Anyway, back to the thread that had me thinking in parallel universes. Someone asked, “What is DPAC doing to stop the cuts?”, only to attract an equally aggressively put“…give us a date for your planned revolution, and I’m sure those that are able will join you”.
Over the past couple of years I’ve had the pleasure and privilege of working alongside DPAC. Our relationship has been interesting; I think it’s fair to say. We’ve clashed on a number of occasions, sometimes methodology getting in the way; at other times, though we were heading to the top of the same mountain, we chose decidedly different paths to reach the summit.
Despite our differences, in the end it is that which we hold in common that unites us; and I hope to work alongside DPAC, and other progressive sister organisations as long as inequality and iniquity reign over my class.
So what have the Romans ever done for…sorry, what is DPAC doing to stop the cuts?
To start with:
- they’re getting off their arses and targeting our tormentors ATOS.
- individual DPAC members are assisting disabled people in challenging false DWP assessments; and helping them win appeals.
- DPAC is challenging the DWP on rulings and the false information propagated by Iain Drunken-Smith.
- since their inception they’ve carried out a number of high profile actions, such as occupying the DWP HQ and bringing London to a standstill on several occasions
- offering solidarity to Remploy workers in struggle
- putting disabled people and their issues in the spotlight in a way we’ve never before enjoyed.
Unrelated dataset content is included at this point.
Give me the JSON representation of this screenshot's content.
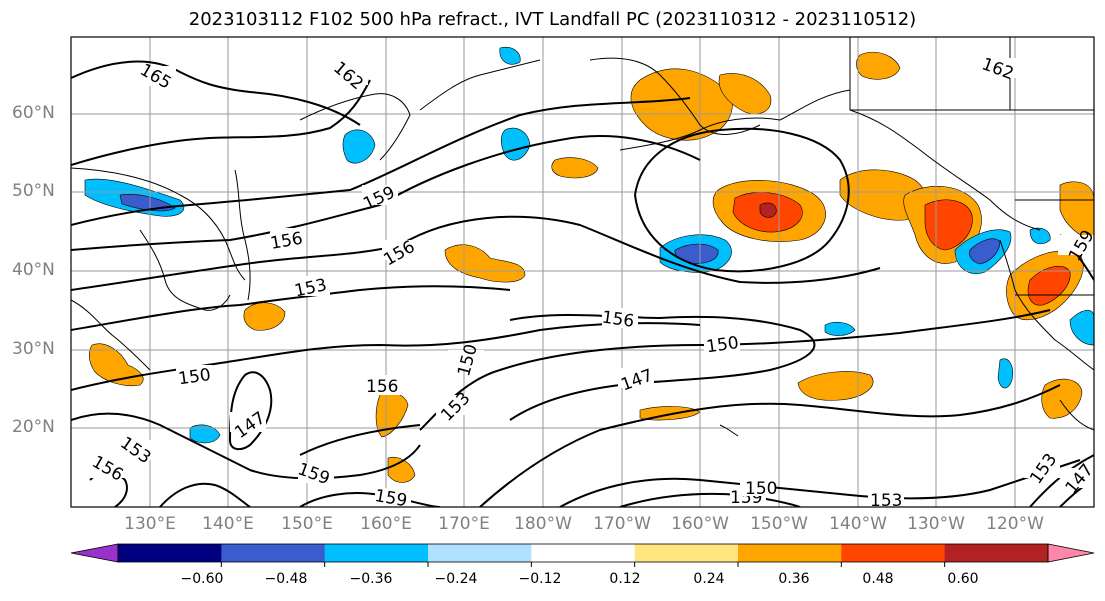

For an outfit still in its infancy compared to some of old timers of the Left movement, DPAC punches well above its weight. While the cuts may still be with us, after all governments with vicious ideologies are not defeated overnight, I maintain that without groups such as DPAC, Black Triangle, UK Uncut as well as union influence from Unite and the TUC, this government would have pushed through much more vicious and faster cuts.
Fighting against any entrenched ideology, such as that displayed by this government, is a long term struggle; and it would be a far harder struggle without the likes of DPAC taking the fight to the very heart of power.
So, DPAC I offer you solidarity in the struggle and good luck with your London meeting on Saturday. We may not be quite ready for the revolution just yet. But I predict when we are I’ll be sitting shoulder to shoulder to with good Comrades from the trade union movement and DPAC!